A person sitting on the floor with their head tucked between their knees. Let’s face it, most of us are feeling more anxious than three months ago and, frankly, may be struggling to overcome anxious thoughts. Acknowledging our anxiety and worry is a key to managing it.  In The Marginal Gains Handbook: Ideas to Survive and Thrive in the Age of Coronavirus, Dr. Rob Archer discusses some tips to handling anxiety that are based on Acceptance and Commitment Training (ACT).  This comprehensive guide is a wonderful resource for explanations and practical guidance to overcoming many of the challenges associated with COVID-19.  One piece of practical guidance is finding a time to worry.  Dr. Archer writes:

“I make a time to worry. I’ve found the best way to manage my anxiety is by listening to it. I make time twice a day to write down all my worries and then use post-its to brainstorm solutions. When I worry outside of my worry times I write down the worry and leave it ready for my next ‘appointment with worry’.”

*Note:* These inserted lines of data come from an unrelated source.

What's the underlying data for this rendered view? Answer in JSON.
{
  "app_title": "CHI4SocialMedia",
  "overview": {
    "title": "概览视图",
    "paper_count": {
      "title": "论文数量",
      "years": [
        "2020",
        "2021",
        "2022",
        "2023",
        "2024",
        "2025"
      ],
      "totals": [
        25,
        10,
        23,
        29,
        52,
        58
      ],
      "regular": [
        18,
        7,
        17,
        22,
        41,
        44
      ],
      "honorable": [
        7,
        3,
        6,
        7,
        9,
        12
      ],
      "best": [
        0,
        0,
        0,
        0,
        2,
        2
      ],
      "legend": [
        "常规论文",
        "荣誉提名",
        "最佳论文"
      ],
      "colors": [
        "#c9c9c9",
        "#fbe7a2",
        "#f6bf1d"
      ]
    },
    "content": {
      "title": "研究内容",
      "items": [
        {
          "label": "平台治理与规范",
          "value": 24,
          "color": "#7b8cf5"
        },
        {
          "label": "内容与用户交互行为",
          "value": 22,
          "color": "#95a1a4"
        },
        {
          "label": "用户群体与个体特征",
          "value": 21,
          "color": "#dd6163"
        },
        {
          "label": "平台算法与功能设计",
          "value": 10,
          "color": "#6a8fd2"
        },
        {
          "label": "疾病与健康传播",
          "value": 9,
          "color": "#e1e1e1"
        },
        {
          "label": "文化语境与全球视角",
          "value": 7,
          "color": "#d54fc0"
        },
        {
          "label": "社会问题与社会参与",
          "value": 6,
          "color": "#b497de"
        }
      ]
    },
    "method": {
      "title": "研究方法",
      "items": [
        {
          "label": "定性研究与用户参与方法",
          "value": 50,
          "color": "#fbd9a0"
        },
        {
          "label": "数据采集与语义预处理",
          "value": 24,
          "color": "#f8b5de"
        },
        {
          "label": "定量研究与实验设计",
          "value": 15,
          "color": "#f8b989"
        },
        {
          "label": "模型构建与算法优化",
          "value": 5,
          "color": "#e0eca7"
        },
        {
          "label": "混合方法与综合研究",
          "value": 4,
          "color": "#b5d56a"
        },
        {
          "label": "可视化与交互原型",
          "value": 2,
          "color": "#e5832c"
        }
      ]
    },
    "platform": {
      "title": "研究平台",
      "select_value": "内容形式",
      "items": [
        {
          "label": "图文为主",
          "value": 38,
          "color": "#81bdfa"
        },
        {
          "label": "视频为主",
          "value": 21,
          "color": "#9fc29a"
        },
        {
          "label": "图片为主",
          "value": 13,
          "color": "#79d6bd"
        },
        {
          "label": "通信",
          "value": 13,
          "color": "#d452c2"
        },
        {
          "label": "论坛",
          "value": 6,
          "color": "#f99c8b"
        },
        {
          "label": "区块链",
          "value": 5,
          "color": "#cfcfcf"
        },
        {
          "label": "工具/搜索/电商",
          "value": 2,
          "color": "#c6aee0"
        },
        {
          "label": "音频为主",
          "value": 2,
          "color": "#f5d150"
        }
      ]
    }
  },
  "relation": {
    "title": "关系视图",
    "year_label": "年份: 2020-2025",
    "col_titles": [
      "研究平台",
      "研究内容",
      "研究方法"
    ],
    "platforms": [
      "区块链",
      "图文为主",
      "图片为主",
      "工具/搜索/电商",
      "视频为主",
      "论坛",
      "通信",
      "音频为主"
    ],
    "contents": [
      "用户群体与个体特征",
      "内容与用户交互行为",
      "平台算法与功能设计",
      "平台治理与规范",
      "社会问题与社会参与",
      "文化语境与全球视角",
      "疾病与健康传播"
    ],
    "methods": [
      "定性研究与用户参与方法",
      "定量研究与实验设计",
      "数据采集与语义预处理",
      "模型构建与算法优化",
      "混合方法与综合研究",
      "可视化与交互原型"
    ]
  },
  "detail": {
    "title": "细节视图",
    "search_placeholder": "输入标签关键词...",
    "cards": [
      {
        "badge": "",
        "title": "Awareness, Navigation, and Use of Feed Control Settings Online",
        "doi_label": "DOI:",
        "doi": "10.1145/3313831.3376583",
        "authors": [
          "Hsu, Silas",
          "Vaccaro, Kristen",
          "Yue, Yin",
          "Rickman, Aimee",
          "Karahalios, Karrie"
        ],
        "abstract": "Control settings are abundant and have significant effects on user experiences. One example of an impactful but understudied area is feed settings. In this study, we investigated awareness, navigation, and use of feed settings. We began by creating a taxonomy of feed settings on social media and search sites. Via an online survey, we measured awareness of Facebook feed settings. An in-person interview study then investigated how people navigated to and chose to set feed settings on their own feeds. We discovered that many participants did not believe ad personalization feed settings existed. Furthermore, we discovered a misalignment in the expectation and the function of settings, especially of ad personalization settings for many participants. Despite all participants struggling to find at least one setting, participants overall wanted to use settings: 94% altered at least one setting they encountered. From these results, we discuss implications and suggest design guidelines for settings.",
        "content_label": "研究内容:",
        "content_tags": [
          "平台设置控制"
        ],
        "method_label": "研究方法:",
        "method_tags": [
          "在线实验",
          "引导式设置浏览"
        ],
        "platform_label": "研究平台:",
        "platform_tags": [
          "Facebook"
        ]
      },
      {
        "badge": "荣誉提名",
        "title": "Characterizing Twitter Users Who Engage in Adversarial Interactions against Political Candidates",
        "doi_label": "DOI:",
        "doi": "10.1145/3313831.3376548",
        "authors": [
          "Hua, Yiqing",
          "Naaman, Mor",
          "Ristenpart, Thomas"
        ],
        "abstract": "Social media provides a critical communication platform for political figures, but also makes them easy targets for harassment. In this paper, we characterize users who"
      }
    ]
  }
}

This guidance is especially important as many of us, as well as, the individuals we support view anxiety as something should be avoided; however he problem with anxiety is that the harder we try to avoid it, the stronger it becomes.  So, perhaps a small step we can all take this week is to find a little time to let ourselves worry a little bit with the promise that we will use the fruit of that worry to brainstorm solutions. Encourage others, as well!